I’m not due for another four weeks though.

And Kyle isn’t due back in Ireland for another six hours.

Perhaps if I soak in the tub for a while, it will slow the labor down or even stop it completely.

I leave the faucets running and grab a fluffy towel from the rack. The smell of the lavender-scented candles in the bathroom soothes away the lines that I can feel between my eyes, as I drag my hand back and forth through the warm water.

It’s fine, I tell myself. The information that I received via the maternity app said that the practice contractions would become more frequent closer to the due date. I’m worrying about nothing.

I drag the oversized T-shirt that I wore in bed over my head and am about to climb into the tub when water gushes out from between my legs.

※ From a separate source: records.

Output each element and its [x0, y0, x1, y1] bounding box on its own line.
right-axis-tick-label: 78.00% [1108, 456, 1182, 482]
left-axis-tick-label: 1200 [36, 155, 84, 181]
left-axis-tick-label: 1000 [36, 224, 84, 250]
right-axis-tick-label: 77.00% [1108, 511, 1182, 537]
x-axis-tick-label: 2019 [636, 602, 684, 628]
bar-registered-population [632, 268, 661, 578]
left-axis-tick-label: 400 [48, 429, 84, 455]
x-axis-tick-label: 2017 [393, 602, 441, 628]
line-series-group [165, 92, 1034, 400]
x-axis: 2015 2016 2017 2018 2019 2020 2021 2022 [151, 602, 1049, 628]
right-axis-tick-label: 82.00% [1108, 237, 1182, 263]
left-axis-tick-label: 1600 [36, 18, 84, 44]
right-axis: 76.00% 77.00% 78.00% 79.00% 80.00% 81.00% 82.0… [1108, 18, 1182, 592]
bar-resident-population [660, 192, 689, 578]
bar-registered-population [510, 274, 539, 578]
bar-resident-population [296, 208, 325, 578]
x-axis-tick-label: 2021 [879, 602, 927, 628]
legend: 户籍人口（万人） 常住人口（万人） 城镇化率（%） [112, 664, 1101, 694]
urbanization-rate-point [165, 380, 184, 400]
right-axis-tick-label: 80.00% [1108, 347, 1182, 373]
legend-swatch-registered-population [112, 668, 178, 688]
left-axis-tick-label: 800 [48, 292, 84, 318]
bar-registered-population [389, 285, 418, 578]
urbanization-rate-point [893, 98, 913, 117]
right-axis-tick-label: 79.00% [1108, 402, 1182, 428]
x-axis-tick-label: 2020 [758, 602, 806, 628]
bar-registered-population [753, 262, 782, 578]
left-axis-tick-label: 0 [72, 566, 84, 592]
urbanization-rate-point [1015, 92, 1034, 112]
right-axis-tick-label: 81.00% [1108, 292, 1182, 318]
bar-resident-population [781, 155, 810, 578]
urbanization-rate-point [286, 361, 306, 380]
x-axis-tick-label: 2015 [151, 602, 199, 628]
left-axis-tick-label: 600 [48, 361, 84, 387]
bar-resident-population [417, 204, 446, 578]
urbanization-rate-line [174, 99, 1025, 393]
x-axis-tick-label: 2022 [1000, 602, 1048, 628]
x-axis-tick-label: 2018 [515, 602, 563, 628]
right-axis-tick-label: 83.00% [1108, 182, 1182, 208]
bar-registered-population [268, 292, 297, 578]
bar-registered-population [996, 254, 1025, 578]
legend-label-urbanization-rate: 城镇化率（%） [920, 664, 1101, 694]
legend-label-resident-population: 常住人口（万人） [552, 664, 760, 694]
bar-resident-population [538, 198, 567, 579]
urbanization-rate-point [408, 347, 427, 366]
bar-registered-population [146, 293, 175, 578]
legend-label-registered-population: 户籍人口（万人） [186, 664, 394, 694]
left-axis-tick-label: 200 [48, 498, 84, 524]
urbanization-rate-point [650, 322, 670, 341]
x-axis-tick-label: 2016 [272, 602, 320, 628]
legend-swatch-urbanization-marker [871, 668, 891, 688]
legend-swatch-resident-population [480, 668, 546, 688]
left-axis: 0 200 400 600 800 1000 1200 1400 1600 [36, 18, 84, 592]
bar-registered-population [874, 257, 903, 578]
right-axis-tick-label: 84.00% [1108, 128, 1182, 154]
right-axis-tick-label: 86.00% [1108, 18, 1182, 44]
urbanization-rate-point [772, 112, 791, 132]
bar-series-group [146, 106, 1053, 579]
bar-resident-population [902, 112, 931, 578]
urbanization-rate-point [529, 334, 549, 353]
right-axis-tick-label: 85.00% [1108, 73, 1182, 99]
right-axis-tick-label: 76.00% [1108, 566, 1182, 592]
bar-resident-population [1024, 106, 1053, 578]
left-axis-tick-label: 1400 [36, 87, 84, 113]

It’s followed by a pain that keeps me on my knees, panting, while I grip the side of the tub and wait for it to pass.

“Fuck!”

I clamber unsteadily into the tub and lean back, submerging my belly.

I haven’t prepared my overnight bag.

The new sleepsuits that I bought for the baby have been washed and sorted into various piles according to size, but I haven’t unpacked the bottle sterilizing unit or collected the stroller or thought about formula if I have problems with breastfeeding.

I feel my uterus tightening as another pain crashes through me. The warm water helps. A little. But there’s no denying that our baby is too impatient to ride it out for the next four weeks.